Tuesday, February 24, 2009

I want to live in a TENT!

SERIOUSLY!
We all live in these square houses, but who decided that everybody had to live in more or less a CUBE? Why can't we think a little more "out of the box" - literally?

Since I first visited Amsterdam - at age 5 - I've had a romantic dream of living in a houseboat. But apparently the dream hasn't been strong or sincere enough. Or else I'd be living in one now. Which I might have been - hadn't it been for my terrible tendency to sea-sickness.

I've recently started to feel claustrophopic confined inside this concrete-cage of four walls with a glass front at one end. A box stacked on top of another box with other boxes over it - forming all together one big box divided in smaller cells.
So I started searching my mind for memories of spaces which I had enjoyed.

TENT was what came to my mind.


As a child I've spent hundreds of nights in tents with all the other kids from our 'hood. I had agreed to sleep closest to the exit in order not to hurt the other kids so much with my violent nightly movement (some people are sleep-walkers. I'm a sleep-fighter it seems). Result: 5 kids cramped up at rear end of tent and me taking up the remaining 3/4 of the space...

But that was a stray thought.
Back to serious talk of alternative housing now.

I figured it would be nice to have a tent for a home.
Tents don't have to be like small triangular 2x1m with a faulty rain-cover types.
People have been living in tents for thousands of years all over the world.

What - you think the hunter-gatherers of the Stone Age all lived in caves? Well no. There were more people than could be housed in caves even back then. The rest of them lived in TENTS. And did they freeze to death there? I think not. If they had, neither of us would be here today...

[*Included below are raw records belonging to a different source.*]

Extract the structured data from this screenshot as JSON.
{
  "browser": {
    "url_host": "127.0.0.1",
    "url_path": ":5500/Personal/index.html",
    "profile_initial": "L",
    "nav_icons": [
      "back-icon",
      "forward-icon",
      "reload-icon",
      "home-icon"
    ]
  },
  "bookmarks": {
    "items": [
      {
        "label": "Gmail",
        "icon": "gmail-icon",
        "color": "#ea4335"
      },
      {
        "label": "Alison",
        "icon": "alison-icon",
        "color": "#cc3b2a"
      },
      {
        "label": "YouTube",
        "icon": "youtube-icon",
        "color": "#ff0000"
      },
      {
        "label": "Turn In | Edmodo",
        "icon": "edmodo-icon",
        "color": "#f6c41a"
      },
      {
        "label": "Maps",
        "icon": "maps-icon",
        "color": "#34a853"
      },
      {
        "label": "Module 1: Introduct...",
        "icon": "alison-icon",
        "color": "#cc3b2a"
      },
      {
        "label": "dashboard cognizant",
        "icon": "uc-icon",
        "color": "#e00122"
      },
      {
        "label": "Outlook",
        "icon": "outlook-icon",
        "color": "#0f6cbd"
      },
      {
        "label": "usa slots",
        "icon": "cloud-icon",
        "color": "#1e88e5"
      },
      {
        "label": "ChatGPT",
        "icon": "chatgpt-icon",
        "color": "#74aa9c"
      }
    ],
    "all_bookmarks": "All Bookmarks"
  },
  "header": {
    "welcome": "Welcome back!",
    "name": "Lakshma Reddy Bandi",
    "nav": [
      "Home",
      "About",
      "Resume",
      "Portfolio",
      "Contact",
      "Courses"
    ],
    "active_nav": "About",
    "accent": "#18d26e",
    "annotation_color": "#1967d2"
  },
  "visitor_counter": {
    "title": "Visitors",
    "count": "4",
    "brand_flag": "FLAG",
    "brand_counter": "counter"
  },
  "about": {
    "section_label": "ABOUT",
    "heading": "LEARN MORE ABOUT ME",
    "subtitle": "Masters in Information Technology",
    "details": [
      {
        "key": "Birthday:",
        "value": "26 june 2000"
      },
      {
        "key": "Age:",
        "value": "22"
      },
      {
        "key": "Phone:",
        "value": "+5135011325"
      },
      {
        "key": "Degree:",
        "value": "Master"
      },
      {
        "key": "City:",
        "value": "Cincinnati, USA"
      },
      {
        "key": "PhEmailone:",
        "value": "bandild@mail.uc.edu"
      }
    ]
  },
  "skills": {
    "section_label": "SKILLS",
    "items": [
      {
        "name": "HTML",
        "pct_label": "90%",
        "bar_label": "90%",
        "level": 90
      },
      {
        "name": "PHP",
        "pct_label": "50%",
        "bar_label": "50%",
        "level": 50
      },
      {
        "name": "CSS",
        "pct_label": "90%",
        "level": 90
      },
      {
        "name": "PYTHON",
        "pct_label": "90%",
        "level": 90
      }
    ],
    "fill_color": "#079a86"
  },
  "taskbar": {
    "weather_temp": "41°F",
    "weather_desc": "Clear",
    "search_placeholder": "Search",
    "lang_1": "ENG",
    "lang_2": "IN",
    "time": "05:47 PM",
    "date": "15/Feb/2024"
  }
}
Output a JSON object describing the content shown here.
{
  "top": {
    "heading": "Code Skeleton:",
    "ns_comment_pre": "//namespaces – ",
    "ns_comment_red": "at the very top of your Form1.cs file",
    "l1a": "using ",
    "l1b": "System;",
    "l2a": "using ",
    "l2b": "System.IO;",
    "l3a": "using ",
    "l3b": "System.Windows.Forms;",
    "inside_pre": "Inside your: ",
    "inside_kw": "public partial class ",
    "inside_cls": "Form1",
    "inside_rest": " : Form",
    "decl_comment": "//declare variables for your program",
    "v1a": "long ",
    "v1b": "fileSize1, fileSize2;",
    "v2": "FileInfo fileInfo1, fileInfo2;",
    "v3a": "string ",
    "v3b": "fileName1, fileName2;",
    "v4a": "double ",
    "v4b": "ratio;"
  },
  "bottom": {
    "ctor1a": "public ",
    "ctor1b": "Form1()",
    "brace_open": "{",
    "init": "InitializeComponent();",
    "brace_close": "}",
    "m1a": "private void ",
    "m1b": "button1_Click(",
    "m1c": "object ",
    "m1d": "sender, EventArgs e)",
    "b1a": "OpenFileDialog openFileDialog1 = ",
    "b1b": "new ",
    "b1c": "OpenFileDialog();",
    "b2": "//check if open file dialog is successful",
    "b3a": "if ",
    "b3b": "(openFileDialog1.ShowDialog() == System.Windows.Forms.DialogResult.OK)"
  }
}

It is a myth that tenting is too cold in the North European climate. In Mongolia where the majority of the population live in tents (Yurts/Gers/Ghers) the temperature easily drops to minus 20C during the night.
And the aboriginal Americans (also known as American Indians) of the prairies were erradicated by other means than cold from living in a teepee I tell you.

So - the logical thing for me to do was to conduct a search for tent-living information on my almighty oracle; the internet. The oracle informs me, that there are in fact communities dedicated to yurt living.
Yurt villages, yurt "enthusiasts", several D-I-Y yurt sites and books and even yurt web-shops. Unfortunately these communities are located on the utmost outskirts of the world seen from a Copenhagenoncentric point-of-view. California (of course), Mongolia (naturally) and - of all places - Tasmania. Closest community must be the UK, but still too remote for commuting daily if working in Cph...

There goes my luck in finding fellow tent-enthusiasts. Nobody to help me convince anybody that living in a tent all year is a good idea. From a comfort-point of view, as well as an echo-friendly one.
Imagine all the building material saved. All the Co2 saved from truckloads of brick and concrete NOT being driven back and forth and the money saved on repairing roads damaged from all the heavy transport. And all the space saved - even a big tent will always have a smaller circumference than a house because it's walls are thinner.

So my dear urbanized fellow human beings - let's start thinking out of the boX. And check below how nice living in a tent can be if you still don't believe me

7 comments:

Anonymous said...

I found your blog by Googling "live in a tent." Great post you have here. Best of luck with your extended camping trip. Have fun.
Sam

Mona said...

I also found your blog by googling "live in a tent"! I sincerely hope that you decide to live in a tent as your livelihood. I am also making plans to live in a tent for the long haul.

Michel said...

I've thought of tent life often. Like having a piece of land somewhere, with the basics and then tents. But still being able to do my computer related job. Solar power and stuff like that. I believe it can be done.

Unknown said...

thank you!!!!!!!

Anonymous said...

"Live in a tent" = Awesome blog post. A big beautiful canvas wall tent with a raised plank floor and a sheepherder's stove is my idea of heaven on earth!

Anonymous said...

ive been doing this for two years straight in the black hills of south dakota since 2008 and by choice successfully until this year because it is apparently a felony to live this way in the national forest but i have no regrets as it has been the most enlightening and life changing experiences ever the meaning of what it takes to be truly human you learn to adapt and not live a life of unhealthy waste and you live as god intended for the greatest potential mw i just need to find my other half where r u? PHONE ME TIME IS SHORT 605 415 5452 kim sue

Sophia said...

wow this is something i always wanted to do. after this long grueling winter of being cooped up inside i felt as i would suffocate if i stayed indoors any longer. and even now i for some reason cant stand it inside *sigh* so i would definitely live in a tent if given the chance. buildings are nice but i can only tolerate them so long. i camped out in our fenced in backyard once and even that was fun. right now its just a far away dream, but i hope that one day it will become a reality. to live in a tent, away from all the modern distractions.